I. Les données de santé : objet juridique à la croisée des régulations
A. Un cadre protecteur encore en construction
Les données de santé, par leur nature hautement sensible, bénéficient en droit européen d’un régime de protection renforcé. Le Règlement général sur la protection des données (RGPD), entré en vigueur en 2018, les qualifie de « données sensibles » à l’article 9, ce qui implique qu’en principe, leur traitement est interdit, sauf exception expressément prévue.
En France, ce cadre européen est complété par la Loi Informatique et Libertés, modifiée pour s’aligner sur le RGPD, et par l’intervention constante de la Commission nationale de l’informatique et des libertés (CNIL). Cette dernière joue un rôle central dans l’encadrement des traitements, l’émission de recommandations et la régulation des projets numériques en santé, comme le Health Data Hub. Dans une ordonnance du 13 octobre 2020 relative au Health Data Hub, le Conseil d’État a souligné l’importance de garantir un haut niveau de protection des données de santé, en particulier face aux risques liés à leur transfert vers des pays tiers. Cette décision rappelle que la sécurité et la qualité du traitement des données de santé constituent des enjeux juridiques majeurs, justifiant un encadrement renforcé.

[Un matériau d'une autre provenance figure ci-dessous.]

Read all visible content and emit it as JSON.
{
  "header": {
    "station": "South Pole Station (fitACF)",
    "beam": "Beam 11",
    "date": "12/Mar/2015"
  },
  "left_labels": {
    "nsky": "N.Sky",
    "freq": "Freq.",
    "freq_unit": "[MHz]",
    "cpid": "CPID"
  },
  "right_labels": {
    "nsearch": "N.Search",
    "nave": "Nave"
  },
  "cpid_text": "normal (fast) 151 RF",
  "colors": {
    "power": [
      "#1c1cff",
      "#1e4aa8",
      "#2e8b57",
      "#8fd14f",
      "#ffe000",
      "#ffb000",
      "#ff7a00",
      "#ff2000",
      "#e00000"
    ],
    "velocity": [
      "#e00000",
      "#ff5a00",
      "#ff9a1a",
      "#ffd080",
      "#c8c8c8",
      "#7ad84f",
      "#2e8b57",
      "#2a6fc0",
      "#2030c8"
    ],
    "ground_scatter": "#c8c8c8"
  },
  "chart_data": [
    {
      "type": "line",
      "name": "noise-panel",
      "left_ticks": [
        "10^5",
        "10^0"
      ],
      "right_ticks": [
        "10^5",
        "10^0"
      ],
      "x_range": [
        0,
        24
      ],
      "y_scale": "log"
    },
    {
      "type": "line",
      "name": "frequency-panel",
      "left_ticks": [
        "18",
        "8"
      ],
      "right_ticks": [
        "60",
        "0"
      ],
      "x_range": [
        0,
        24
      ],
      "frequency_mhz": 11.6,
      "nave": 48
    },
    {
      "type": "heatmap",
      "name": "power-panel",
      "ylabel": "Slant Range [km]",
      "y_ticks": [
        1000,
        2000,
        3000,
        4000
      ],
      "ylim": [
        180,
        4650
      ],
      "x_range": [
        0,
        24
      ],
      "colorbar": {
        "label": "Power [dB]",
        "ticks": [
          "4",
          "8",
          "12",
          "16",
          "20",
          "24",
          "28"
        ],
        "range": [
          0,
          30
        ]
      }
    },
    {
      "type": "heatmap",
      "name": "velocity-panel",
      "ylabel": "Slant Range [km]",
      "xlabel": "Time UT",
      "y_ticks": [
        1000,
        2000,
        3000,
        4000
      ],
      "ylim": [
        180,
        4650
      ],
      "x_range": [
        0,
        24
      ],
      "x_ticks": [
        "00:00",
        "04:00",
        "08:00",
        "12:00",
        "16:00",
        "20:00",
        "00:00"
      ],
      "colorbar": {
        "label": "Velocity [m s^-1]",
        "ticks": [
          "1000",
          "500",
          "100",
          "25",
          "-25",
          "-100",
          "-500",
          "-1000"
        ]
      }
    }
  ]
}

Cependant, malgré ce socle juridique robuste, plusieurs zones d’ombre subsistent. Le régime applicable varie en fonction des finalités du traitement : les règles ne sont pas les mêmes selon qu’il s’agit de soin direct, de recherche scientifique, de politique publique ou d’exploitation commerciale. Cette pluralité d’usages brouille les lignes : un traitement à visée préventive peut-il être réalisé sans le consentement explicite du patient ? Quelles garanties s’appliquent lorsque les données sont traitées par des acteurs privés ?
Ce flou juridique alimente une inquiétude croissante : celle de voir des intérêts commerciaux profiter de brèches réglementaires, dans un contexte où la collecte massive et le croisement de données sont techniquement possibles… mais éthiquement discutables. Le droit cherche à encadrer cette évolution, mais il semble souvent courir derrière la technologie, plutôt que d’en fixer les limites en amont. Cette exigence de conformité a récemment été illustrée par une décision de la CNIL du 5 septembre 2024, infligeant une amende de 800 000 euros à une société pour avoir traité illicitement des données de santé sans base légale valable
B. L’approche internationale : vers une fragmentation juridique ?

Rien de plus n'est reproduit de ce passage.